Herr Bezirksstadtrat Kuhn (GRÜNE) und seine Mitarbeiterin Frau Lafuente (Bezirksamt) trugen die bekannten Positionen und Ausgestaltung der seit März 2017 bekannten Planung vor – als Tempo 50-Straße, mit Radschutzstreifen und ohne Bäume. Im Frühjahr wird ein Lärmgutachten erwartet, anhand dessen die Vereinbarkeit mit der geltenden Lärmschutzordnung noch zu überprüfen ist. Möglicherweise erfordert der Lärmschutz Tempo 30.

Vom Verein für nachhaltige Verkehrsentwicklung wurden noch einmal die bereits jetzt deutlich überschrittenen Lärm-Grenzwerte dargestellt und klargestellt, daß eine Wiedereinführung von Tempo 50 und ein weiteres Verkehrswachstum nur auf Kosten der Gesundheit der Anwohner möglich ist (Vortrag zum herunterladen hier).

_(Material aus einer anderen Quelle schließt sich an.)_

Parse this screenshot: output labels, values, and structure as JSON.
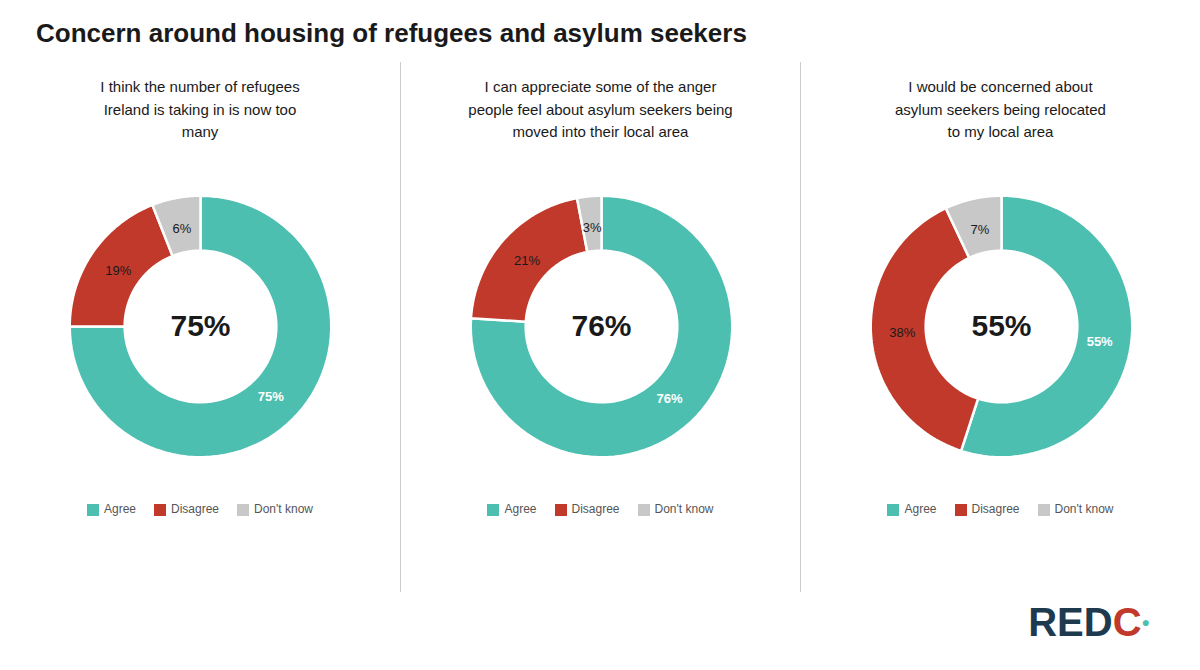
{
  "title": "Concern around housing of refugees and asylum seekers",
  "annotations": [
    {
      "text": "RED",
      "color": "#1e3a4f"
    },
    {
      "text": "C",
      "color": "#c0392b"
    },
    {
      "text": "●",
      "color": "#4dbfb0"
    }
  ],
  "chart_data": [
    {
      "type": "pie",
      "subtitle": "I think the number of refugees\nIreland is taking in is now too\nmany",
      "categories": [
        "Agree",
        "Disagree",
        "Don't know"
      ],
      "values": [
        75,
        19,
        6
      ],
      "value_labels": [
        "75%",
        "19%",
        "6%"
      ],
      "colors": [
        "#4dbfb0",
        "#c0392b",
        "#c8c8c8"
      ],
      "annotations": [
        "75%"
      ],
      "data_labels": true,
      "legend": "bottom"
    },
    {
      "type": "pie",
      "subtitle": "I can appreciate some of the anger\npeople feel about asylum seekers being\nmoved into their local area",
      "categories": [
        "Agree",
        "Disagree",
        "Don't know"
      ],
      "values": [
        76,
        21,
        3
      ],
      "value_labels": [
        "76%",
        "21%",
        "3%"
      ],
      "colors": [
        "#4dbfb0",
        "#c0392b",
        "#c8c8c8"
      ],
      "annotations": [
        "76%"
      ],
      "data_labels": true,
      "legend": "bottom"
    },
    {
      "type": "pie",
      "subtitle": "I would be concerned about\nasylum seekers being relocated\nto my local area",
      "categories": [
        "Agree",
        "Disagree",
        "Don't know"
      ],
      "values": [
        55,
        38,
        7
      ],
      "value_labels": [
        "55%",
        "38%",
        "7%"
      ],
      "colors": [
        "#4dbfb0",
        "#c0392b",
        "#c8c8c8"
      ],
      "annotations": [
        "55%"
      ],
      "data_labels": true,
      "legend": "bottom"
    }
  ]
}
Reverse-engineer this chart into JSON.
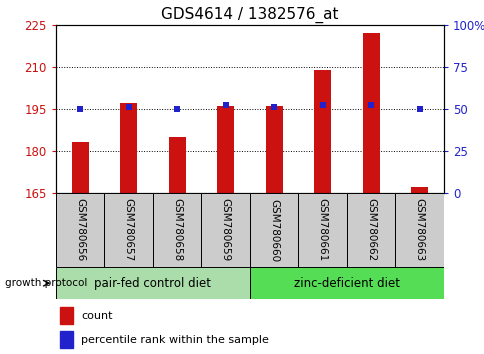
{
  "title": "GDS4614 / 1382576_at",
  "categories": [
    "GSM780656",
    "GSM780657",
    "GSM780658",
    "GSM780659",
    "GSM780660",
    "GSM780661",
    "GSM780662",
    "GSM780663"
  ],
  "count_values": [
    183,
    197,
    185,
    196,
    196,
    209,
    222,
    167
  ],
  "percentile_values": [
    50,
    51,
    50,
    52,
    51,
    52,
    52,
    50
  ],
  "ylim_left": [
    165,
    225
  ],
  "ylim_right": [
    0,
    100
  ],
  "yticks_left": [
    165,
    180,
    195,
    210,
    225
  ],
  "yticks_right": [
    0,
    25,
    50,
    75,
    100
  ],
  "ytick_labels_right": [
    "0",
    "25",
    "50",
    "75",
    "100%"
  ],
  "bar_color": "#cc1111",
  "dot_color": "#2222cc",
  "grid_yticks": [
    180,
    195,
    210
  ],
  "group1_label": "pair-fed control diet",
  "group2_label": "zinc-deficient diet",
  "group1_indices": [
    0,
    1,
    2,
    3
  ],
  "group2_indices": [
    4,
    5,
    6,
    7
  ],
  "group_color1": "#aaddaa",
  "group_color2": "#55dd55",
  "protocol_label": "growth protocol",
  "legend_count": "count",
  "legend_percentile": "percentile rank within the sample",
  "bar_width": 0.35,
  "title_fontsize": 11,
  "tick_fontsize": 8.5,
  "group_label_fontsize": 8.5,
  "label_fontsize": 7.5
}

In der nachfolgenden Diskussion wurde der eindeutige Wunsch der anwesenden Bürgerinnen und Bürger deutlich, daß zur Verringerung der o.g. Probleme die Kastanienallee als Tempo 30-Straße ausgestaltet werden soll.

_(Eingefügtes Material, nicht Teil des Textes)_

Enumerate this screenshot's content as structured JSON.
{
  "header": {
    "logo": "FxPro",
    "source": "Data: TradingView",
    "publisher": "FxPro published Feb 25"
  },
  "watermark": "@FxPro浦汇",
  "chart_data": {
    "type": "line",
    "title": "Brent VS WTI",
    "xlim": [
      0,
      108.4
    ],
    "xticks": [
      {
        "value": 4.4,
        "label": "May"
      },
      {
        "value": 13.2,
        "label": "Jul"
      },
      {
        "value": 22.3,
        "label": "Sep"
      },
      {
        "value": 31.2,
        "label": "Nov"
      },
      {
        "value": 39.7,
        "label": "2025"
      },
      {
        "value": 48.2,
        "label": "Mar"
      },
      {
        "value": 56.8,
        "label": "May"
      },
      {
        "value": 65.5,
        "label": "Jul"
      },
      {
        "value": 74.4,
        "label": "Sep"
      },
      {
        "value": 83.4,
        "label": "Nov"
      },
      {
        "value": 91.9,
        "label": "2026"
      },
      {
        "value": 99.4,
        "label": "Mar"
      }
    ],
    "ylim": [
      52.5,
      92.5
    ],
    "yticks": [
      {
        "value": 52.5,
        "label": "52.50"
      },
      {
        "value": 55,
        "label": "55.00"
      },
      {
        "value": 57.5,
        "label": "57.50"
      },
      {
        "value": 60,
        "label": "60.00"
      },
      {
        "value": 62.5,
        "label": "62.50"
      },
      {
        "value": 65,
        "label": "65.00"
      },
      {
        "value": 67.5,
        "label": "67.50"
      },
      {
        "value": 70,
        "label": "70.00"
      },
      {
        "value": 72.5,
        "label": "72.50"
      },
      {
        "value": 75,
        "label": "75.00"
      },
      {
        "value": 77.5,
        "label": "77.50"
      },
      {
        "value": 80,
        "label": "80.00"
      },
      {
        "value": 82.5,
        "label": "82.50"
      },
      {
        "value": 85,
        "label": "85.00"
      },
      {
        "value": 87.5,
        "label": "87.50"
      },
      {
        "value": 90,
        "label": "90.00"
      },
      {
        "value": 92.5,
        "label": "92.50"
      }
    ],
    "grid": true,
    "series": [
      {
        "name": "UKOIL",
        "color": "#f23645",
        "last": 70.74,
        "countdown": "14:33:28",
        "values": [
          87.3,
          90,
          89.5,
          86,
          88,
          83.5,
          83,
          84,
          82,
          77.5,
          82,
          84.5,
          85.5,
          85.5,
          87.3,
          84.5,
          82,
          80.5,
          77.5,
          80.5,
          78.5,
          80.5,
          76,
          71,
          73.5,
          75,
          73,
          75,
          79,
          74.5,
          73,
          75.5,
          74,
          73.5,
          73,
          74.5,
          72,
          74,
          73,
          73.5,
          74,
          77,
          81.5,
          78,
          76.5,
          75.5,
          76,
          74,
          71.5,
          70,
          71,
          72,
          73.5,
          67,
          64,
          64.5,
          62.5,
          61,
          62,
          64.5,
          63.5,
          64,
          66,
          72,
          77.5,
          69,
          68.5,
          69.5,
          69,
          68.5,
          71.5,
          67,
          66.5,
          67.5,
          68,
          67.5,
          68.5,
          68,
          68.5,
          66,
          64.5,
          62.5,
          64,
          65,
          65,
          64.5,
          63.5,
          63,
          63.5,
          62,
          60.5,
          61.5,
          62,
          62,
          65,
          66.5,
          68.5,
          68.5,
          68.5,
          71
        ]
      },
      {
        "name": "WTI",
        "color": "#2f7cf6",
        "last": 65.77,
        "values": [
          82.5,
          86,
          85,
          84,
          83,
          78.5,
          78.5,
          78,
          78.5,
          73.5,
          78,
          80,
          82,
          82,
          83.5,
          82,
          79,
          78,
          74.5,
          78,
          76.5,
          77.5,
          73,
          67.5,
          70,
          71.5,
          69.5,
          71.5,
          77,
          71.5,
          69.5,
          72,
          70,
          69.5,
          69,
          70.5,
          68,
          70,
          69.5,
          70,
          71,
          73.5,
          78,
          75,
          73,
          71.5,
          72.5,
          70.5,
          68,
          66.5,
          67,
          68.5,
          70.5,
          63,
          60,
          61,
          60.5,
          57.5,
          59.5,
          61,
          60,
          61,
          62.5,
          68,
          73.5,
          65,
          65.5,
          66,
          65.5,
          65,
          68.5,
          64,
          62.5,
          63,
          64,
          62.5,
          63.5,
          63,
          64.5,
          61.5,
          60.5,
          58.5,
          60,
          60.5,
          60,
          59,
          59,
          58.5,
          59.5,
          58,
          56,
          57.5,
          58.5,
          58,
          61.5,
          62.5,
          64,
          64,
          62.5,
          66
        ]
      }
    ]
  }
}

Unser Fazit: bei diesem Punkt ging ein klares Signal für die Gestaltung als Tempo 30-Straße an die Politik. Herr Kirchner und Herr Kuhn sagten zumindest zu, dies als Option in die weitere Planung mit einzubeziehen. Dies kann als Teilerfolg gewertet werden. Unsere Ansicht, daß die Kastanienallee für durchgehenden Wirtschaftsverkehr – vor allem als einzige tangentiale Verbindung – und als Autobahnzubringer dafür nicht geeignet ist, wurde durch Herrn Kempe bestätigt.

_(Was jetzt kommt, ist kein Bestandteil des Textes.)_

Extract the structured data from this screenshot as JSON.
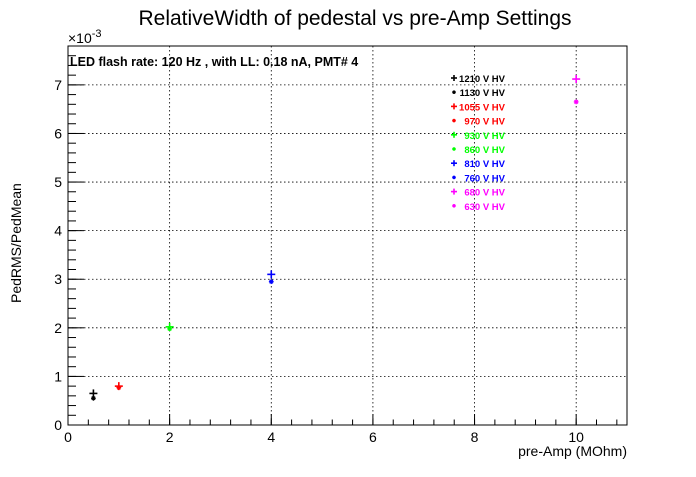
{
  "chart_data": {
    "type": "scatter",
    "title": "RelativeWidth of pedestal vs pre-Amp Settings",
    "annotation": "LED flash rate: 120 Hz , with LL: 0.18 nA, PMT# 4",
    "xlabel": "pre-Amp (MOhm)",
    "ylabel": "PedRMS/PedMean",
    "y_exponent_label": "×10",
    "y_exponent_power": "-3",
    "xlim": [
      0,
      11
    ],
    "ylim": [
      0,
      7.8
    ],
    "y_scale": "×10^-3",
    "x_ticks": [
      "0",
      "2",
      "4",
      "6",
      "8",
      "10"
    ],
    "y_ticks": [
      "0",
      "1",
      "2",
      "3",
      "4",
      "5",
      "6",
      "7"
    ],
    "grid": true,
    "legend_position": "top-right",
    "series": [
      {
        "name": "1210 V HV",
        "color": "#000000",
        "marker": "plus",
        "points": [
          [
            0.5,
            0.65
          ]
        ]
      },
      {
        "name": "1130 V HV",
        "color": "#000000",
        "marker": "star",
        "points": [
          [
            0.5,
            0.55
          ]
        ]
      },
      {
        "name": "1055 V HV",
        "color": "#ff0000",
        "marker": "plus",
        "points": [
          [
            1.0,
            0.8
          ]
        ]
      },
      {
        "name": "970 V HV",
        "color": "#ff0000",
        "marker": "star",
        "points": [
          [
            1.0,
            0.77
          ]
        ]
      },
      {
        "name": "930 V HV",
        "color": "#00ff00",
        "marker": "plus",
        "points": [
          [
            2.0,
            2.02
          ]
        ]
      },
      {
        "name": "860 V HV",
        "color": "#00ff00",
        "marker": "star",
        "points": [
          [
            2.0,
            1.98
          ]
        ]
      },
      {
        "name": "810 V HV",
        "color": "#0000ff",
        "marker": "plus",
        "points": [
          [
            4.0,
            3.1
          ]
        ]
      },
      {
        "name": "760 V HV",
        "color": "#0000ff",
        "marker": "star",
        "points": [
          [
            4.0,
            2.95
          ]
        ]
      },
      {
        "name": "680 V HV",
        "color": "#ff00ff",
        "marker": "plus",
        "points": [
          [
            10.0,
            7.12
          ]
        ]
      },
      {
        "name": "630 V HV",
        "color": "#ff00ff",
        "marker": "star",
        "points": [
          [
            10.0,
            6.65
          ]
        ]
      }
    ]
  }
}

Vereinbarkeit der Straße mit dem Ortsbild, Verkehrsgefahren durch Schwerlastverkehr

Der Verein für nachhaltige Verkehrsentwicklung erläuterte anhand von Bildern den schweren Eingriff in das Ortsbild und dessen verkehrliche Folgen einschließlich des Industrieverkehrs, wenn künftig eine von Haus zu Haus durchgehende Betonpiste statt einer Allee das Ortsbild in Rosenthal prägen soll. Der einzig von der Verwaltung hierzu vorgebrachte Punkt ist die Querungshilfe im Bereich der Kreuzung zur Schönhauser Straße.

Unser Fazit: die Planung wird hier ausschließlich nach den Interessen des Durchgangs- und Schwerlastverkehr durchgeführt. Die Folgen der aktuellen Planung insbesondere im eng bebauten Bereich ab Eschenallee sind für die Anwohner gravierend, finden aber keine Berücksichtigung. Herr Kirchner und Herr Kuhn zeigten kein erkennbares Verständnis für diesen Punkt. Das Wort „Interessensausgleich“ wird in diesem Zusammenhang von Herr Kirchner und Herrn Kuhn sehr einseitig gebraucht.

Bäume und Stadtnatur

In Zeiten einer Rot-Rot-Grünen Landesregierung kann anhand der Aussagen der Wahlprogramme erwartet werden, daß Stadtbäume geschützt und erhalten werden. Aktuell läuft auch eine Stadtbaumkampagne der Senatsverwaltung hierzu. Der vom Verein für nachhaltige Verkehrsentwicklung dargestellte Widerspruch zwischen politischen Aussagen im Wahlkampf sowie der Kampagne der Senatsverwaltung und der aktuellen Planung, bei welcher eine Allee durch eng bebautes Wohngebiet zur einer baumlosen Straße umgestaltet werden soll, bleibt in vollem Umfang bestehen.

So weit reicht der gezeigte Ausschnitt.